Chennai’s MIOT International opens eye care facility in Seychelles
President Wavel Ramkalawan and First Lady Linda Ramkalawan opened the new eyecare facility on Friday and visited the treatment rooms (Seychelles News Agency)
(Seychelles News Agency) - Chennai’s MIOT International Hospital on Friday opened a new state of the art eye care facility in Seychelles at a cost of $900,000, becoming the first Indian hospital to provide full-time services in the island state, an archipelago in the western Indian Ocean.
Prithvi Mohandas, director of MIOT International, said that the facility will “provide end-to-end services in Seychelles, especially because of the pressing need with this pandemic for people to have safe treatment.”
“With this in mind we have opened this facility which is the first of its kind where we will be providing in-house services, end to end,” he added.
The MIOT International Total Eye Care clinic, located at the Espace building on Mahe, was created in collaboration with Visus Optical Seychelles and employs 16 Seychellois and 6 Indians.

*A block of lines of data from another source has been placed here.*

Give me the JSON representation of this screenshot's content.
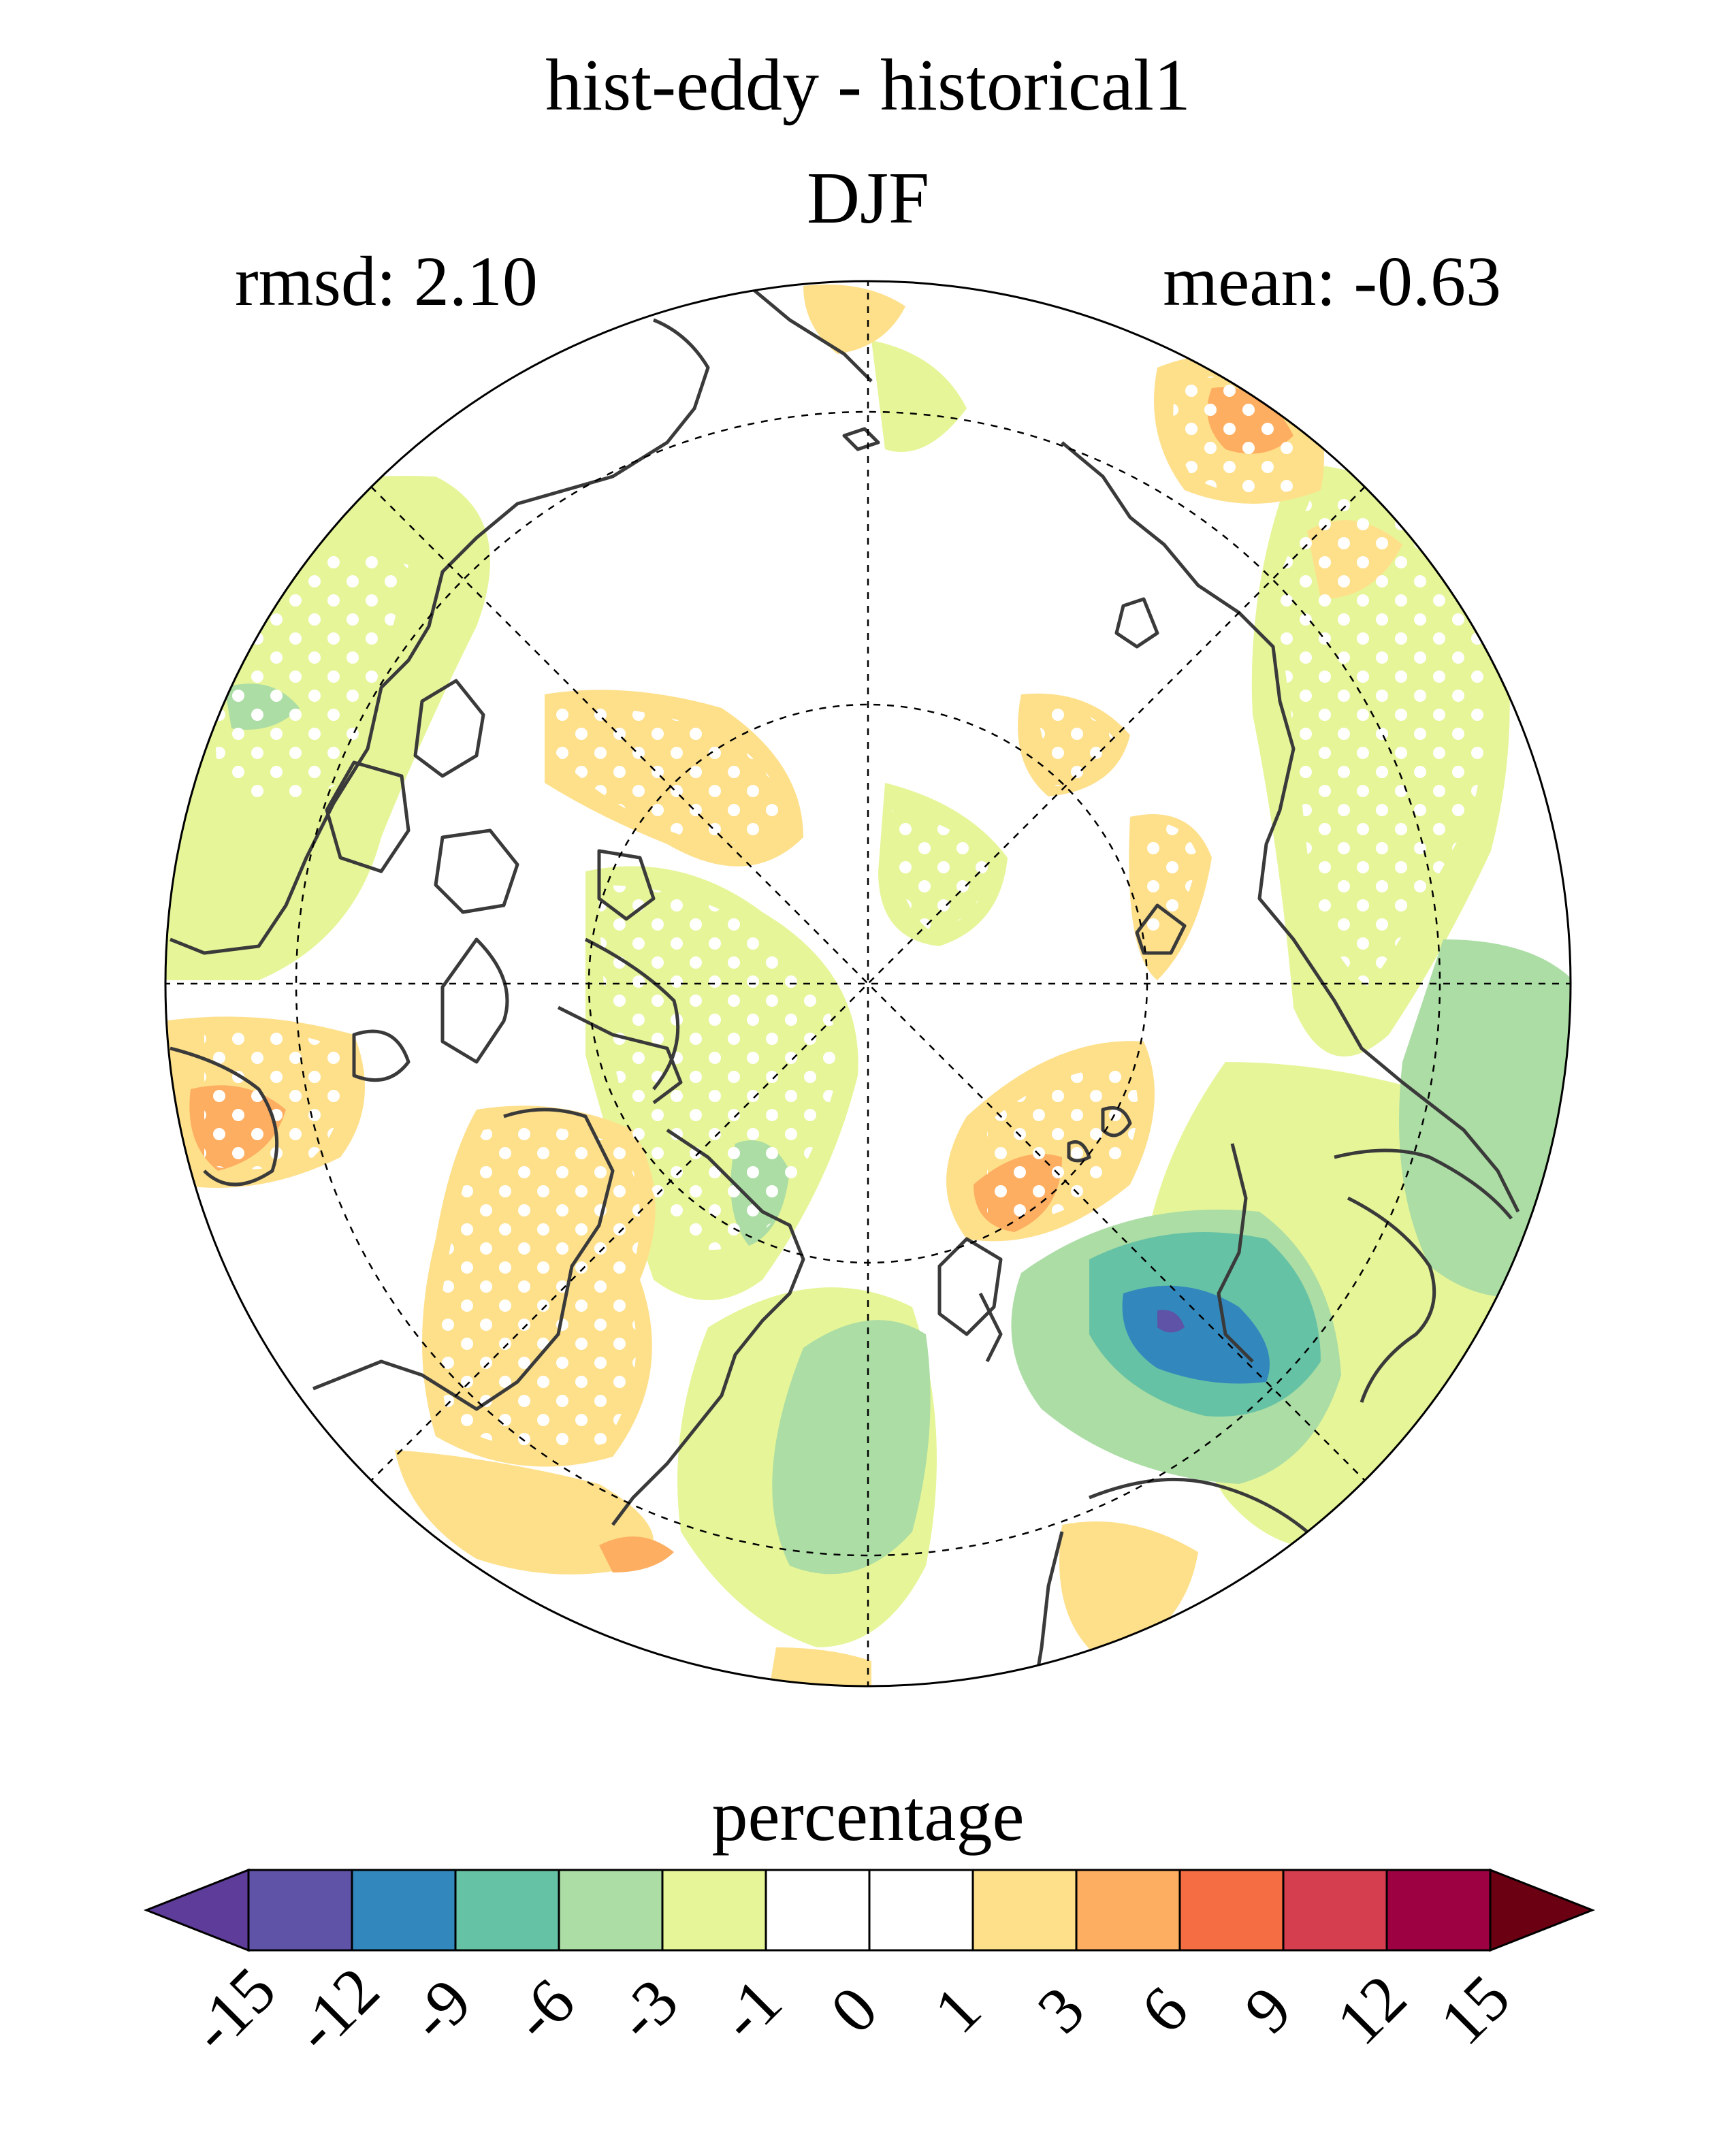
{
  "title": "hist-eddy - historical1",
  "season": "DJF",
  "rmsd_text": "rmsd: 2.10",
  "mean_text": "mean: -0.63",
  "colorbar": {
    "label": "percentage",
    "ticks": [
      "-15",
      "-12",
      "-9",
      "-6",
      "-3",
      "-1",
      "0",
      "1",
      "3",
      "6",
      "9",
      "12",
      "15"
    ],
    "colors": [
      "#5e3c99",
      "#5e53a6",
      "#3288bd",
      "#66c2a5",
      "#abdda4",
      "#e6f598",
      "#ffffff",
      "#ffffff",
      "#fee08b",
      "#fdae61",
      "#f46d43",
      "#d53e4f",
      "#9e0142",
      "#6b0013"
    ]
  },
  "map": {
    "projection": "north polar stereographic",
    "field": "percentage difference",
    "stippling": "white dots mark significant regions"
  }
}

It offers services ranging from diagnosis to complete treatments such as treating dry eye symptoms and other minor procedures, removing the need for patients to travel overseas for treatments that are not available locally.
MIOT International Total Eye Care clinic at the Espace building employs 16 Seychellois and 6 Indians. (Seychelles News Agency) Photo License: CC-BY |
President Wavel Ramkalawan, who opened the facility with First Lady Linda Ramkalawan in a ribbon-cutting ceremony on Friday, said that it will be beneficial to the Ministry of Health.

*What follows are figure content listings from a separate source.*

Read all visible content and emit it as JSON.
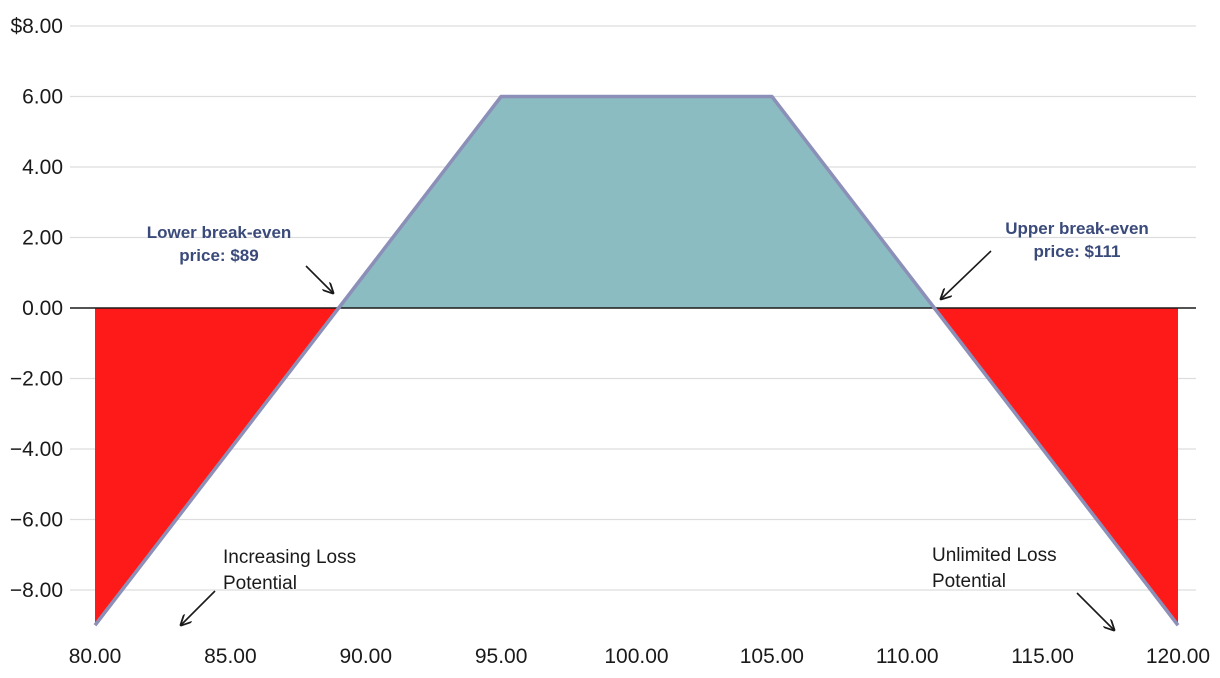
{
  "chart_data": {
    "type": "area",
    "title": "",
    "xlabel": "",
    "ylabel": "",
    "xlim": [
      80,
      120
    ],
    "ylim": [
      -9,
      8
    ],
    "x_ticks": [
      "80.00",
      "85.00",
      "90.00",
      "95.00",
      "100.00",
      "105.00",
      "110.00",
      "115.00",
      "120.00"
    ],
    "y_ticks": [
      "$8.00",
      "6.00",
      "4.00",
      "2.00",
      "0.00",
      "−2.00",
      "−4.00",
      "−6.00",
      "−8.00"
    ],
    "grid": "horizontal",
    "series": [
      {
        "x": [
          80,
          89,
          95,
          105,
          111,
          120
        ],
        "y": [
          -9,
          0,
          6,
          6,
          0,
          -9
        ]
      }
    ],
    "colors": {
      "profit": "#8bbcc2",
      "loss": "#ff1a1a",
      "line": "#8c90b8",
      "zero_line": "#1a1a1a",
      "grid": "#dddddd",
      "annotation_bold": "#3a4a7a"
    },
    "annotations": [
      {
        "lines": [
          "Lower break-even",
          "price: $89"
        ],
        "style": "bold",
        "x": 89,
        "y": 0
      },
      {
        "lines": [
          "Upper break-even",
          "price: $111"
        ],
        "style": "bold",
        "x": 111,
        "y": 0
      },
      {
        "lines": [
          "Increasing Loss",
          "Potential"
        ],
        "style": "normal",
        "x": 83,
        "y": -9
      },
      {
        "lines": [
          "Unlimited Loss",
          "Potential"
        ],
        "style": "normal",
        "x": 118,
        "y": -9
      }
    ]
  }
}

“We were already sending people overseas for the services they have now made available here. The centre will also open doors for medical tourism in Seychelles as patients who would normally go to Chennai for their treatment will be able to do so here instead,” he added.
Established in 1999, the Madras Institute of Orthopaedics and Traumatology, known as MIOT International, is a multi-speciality hospital and since 2010, Seychelles has been sending patients there as it provides medical care in over 63 specialities.

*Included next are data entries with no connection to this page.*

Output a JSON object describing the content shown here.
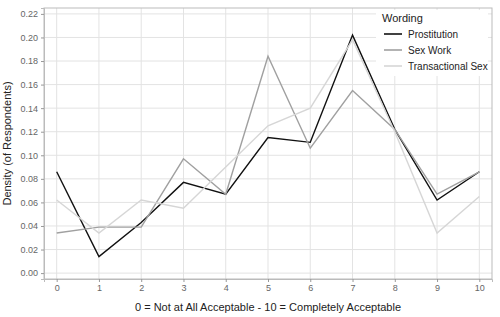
{
  "chart_data": {
    "type": "line",
    "x_label": "0 = Not at All Acceptable - 10 = Completely Acceptable",
    "y_label": "Density (of Respondents)",
    "legend_title": "Wording",
    "legend": "top-right",
    "grid": true,
    "x": [
      0,
      1,
      2,
      3,
      4,
      5,
      6,
      7,
      8,
      9,
      10
    ],
    "series": [
      {
        "name": "Prostitution",
        "color": "#111111",
        "values": [
          0.086,
          0.014,
          0.043,
          0.077,
          0.067,
          0.115,
          0.111,
          0.202,
          0.122,
          0.062,
          0.086
        ]
      },
      {
        "name": "Sex Work",
        "color": "#a0a0a0",
        "values": [
          0.034,
          0.039,
          0.039,
          0.097,
          0.067,
          0.184,
          0.106,
          0.155,
          0.122,
          0.067,
          0.086
        ]
      },
      {
        "name": "Transactional Sex",
        "color": "#d6d6d6",
        "values": [
          0.062,
          0.034,
          0.062,
          0.055,
          0.09,
          0.125,
          0.14,
          0.198,
          0.12,
          0.034,
          0.065
        ]
      }
    ],
    "xlim": [
      -0.3,
      10.3
    ],
    "xticks": [
      0,
      1,
      2,
      3,
      4,
      5,
      6,
      7,
      8,
      9,
      10
    ],
    "ylim": [
      -0.005,
      0.225
    ],
    "yticks": [
      {
        "value": 0,
        "label": "0.00"
      },
      0.02,
      0.04,
      0.06,
      0.08,
      {
        "value": 0.1,
        "label": "0.10"
      },
      0.12,
      0.14,
      0.16,
      0.18,
      {
        "value": 0.2,
        "label": "0.20"
      },
      0.22
    ]
  }
}
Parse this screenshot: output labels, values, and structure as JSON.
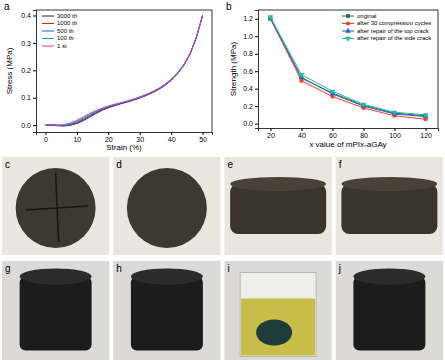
{
  "chart_data": [
    {
      "type": "line",
      "title": "a",
      "xlabel": "Strain (%)",
      "ylabel": "Stress (MPa)",
      "x": [
        0,
        2,
        4,
        6,
        8,
        10,
        12,
        14,
        16,
        18,
        20,
        22,
        24,
        26,
        28,
        30,
        32,
        34,
        36,
        38,
        40,
        42,
        44,
        46,
        48,
        50
      ],
      "series": [
        {
          "name": "3000 th",
          "color": "#222222",
          "values": [
            0,
            0,
            -0.002,
            -0.003,
            0,
            0.006,
            0.016,
            0.029,
            0.042,
            0.054,
            0.063,
            0.071,
            0.078,
            0.084,
            0.091,
            0.099,
            0.108,
            0.118,
            0.13,
            0.145,
            0.163,
            0.187,
            0.217,
            0.258,
            0.318,
            0.4
          ]
        },
        {
          "name": "1000 th",
          "color": "#e8231f",
          "values": [
            0,
            0,
            -0.002,
            -0.002,
            0.001,
            0.008,
            0.019,
            0.032,
            0.045,
            0.056,
            0.065,
            0.073,
            0.079,
            0.085,
            0.092,
            0.1,
            0.109,
            0.119,
            0.131,
            0.146,
            0.164,
            0.188,
            0.218,
            0.259,
            0.319,
            0.4
          ]
        },
        {
          "name": "500 th",
          "color": "#2050e0",
          "values": [
            0,
            0.001,
            -0.001,
            -0.001,
            0.003,
            0.011,
            0.022,
            0.035,
            0.047,
            0.058,
            0.066,
            0.074,
            0.08,
            0.086,
            0.093,
            0.101,
            0.11,
            0.12,
            0.132,
            0.147,
            0.165,
            0.189,
            0.219,
            0.26,
            0.32,
            0.4
          ]
        },
        {
          "name": "100 th",
          "color": "#1aa39a",
          "values": [
            0,
            0.002,
            0,
            0,
            0.005,
            0.014,
            0.026,
            0.038,
            0.05,
            0.06,
            0.068,
            0.075,
            0.081,
            0.087,
            0.094,
            0.102,
            0.111,
            0.121,
            0.133,
            0.148,
            0.166,
            0.19,
            0.22,
            0.26,
            0.32,
            0.4
          ]
        },
        {
          "name": "1 st",
          "color": "#c43fd8",
          "values": [
            0,
            0.002,
            0,
            0.002,
            0.008,
            0.018,
            0.03,
            0.042,
            0.053,
            0.062,
            0.07,
            0.076,
            0.082,
            0.088,
            0.095,
            0.103,
            0.112,
            0.122,
            0.134,
            0.149,
            0.167,
            0.19,
            0.22,
            0.26,
            0.32,
            0.4
          ]
        }
      ],
      "xlim": [
        -3,
        53
      ],
      "xticks": [
        0,
        10,
        20,
        30,
        40,
        50
      ],
      "ylim": [
        -0.025,
        0.42
      ],
      "yticks": [
        {
          "value": 0,
          "label": "0.0"
        },
        0.1,
        0.2,
        0.3,
        0.4
      ],
      "grid": false,
      "legend": "upper left"
    },
    {
      "type": "line",
      "title": "b",
      "xlabel": "x value of mPIx-aGAy",
      "ylabel": "Strength (MPa)",
      "x": [
        20,
        40,
        60,
        80,
        100,
        120
      ],
      "series": [
        {
          "name": "original",
          "color": "#1f6f4a",
          "marker": "square",
          "values": [
            1.21,
            0.52,
            0.35,
            0.21,
            0.12,
            0.09
          ]
        },
        {
          "name": "after 30 compression cycles",
          "color": "#ff3b2f",
          "marker": "circle",
          "values": [
            1.2,
            0.49,
            0.31,
            0.18,
            0.09,
            0.05
          ]
        },
        {
          "name": "after repair of the top crack",
          "color": "#3060d0",
          "marker": "triangle",
          "values": [
            1.2,
            0.53,
            0.34,
            0.2,
            0.11,
            0.08
          ]
        },
        {
          "name": "after repair of the side crack",
          "color": "#22c09a",
          "marker": "triangle-down",
          "values": [
            1.22,
            0.56,
            0.37,
            0.22,
            0.13,
            0.1
          ]
        }
      ],
      "xlim": [
        12,
        128
      ],
      "xticks": [
        20,
        40,
        60,
        80,
        100,
        120
      ],
      "ylim": [
        -0.05,
        1.3
      ],
      "yticks": [
        {
          "value": 0,
          "label": "0.0"
        },
        0.2,
        0.4,
        0.6,
        0.8,
        {
          "value": 1,
          "label": "1.0"
        },
        1.2
      ],
      "grid": false,
      "legend": "upper right"
    }
  ],
  "photo_panels": [
    "c",
    "d",
    "e",
    "f",
    "g",
    "h",
    "i",
    "j"
  ]
}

Seychellois citizens enjoy free universal healthcare and the government pays for overseas treatment for persons who are not able to receive treatment in local health care facilities and have exhausted all treatment options in the country.
In 2021, over 100 patients were sent to India for treatment.
“For many years we have been able to rely on their support, be it outside of Seychelles or in Chennai. When we knocked on their door for the specialist that we needed in Seychelles, they have always been forthcoming with the help and support,” said health minister Peggy Vidot.
“As part of the development of the health sector in Seychelles, we always welcome private investments which supplement our own. As a country we are very open and the President is always pushing the health agenda forward,” she added.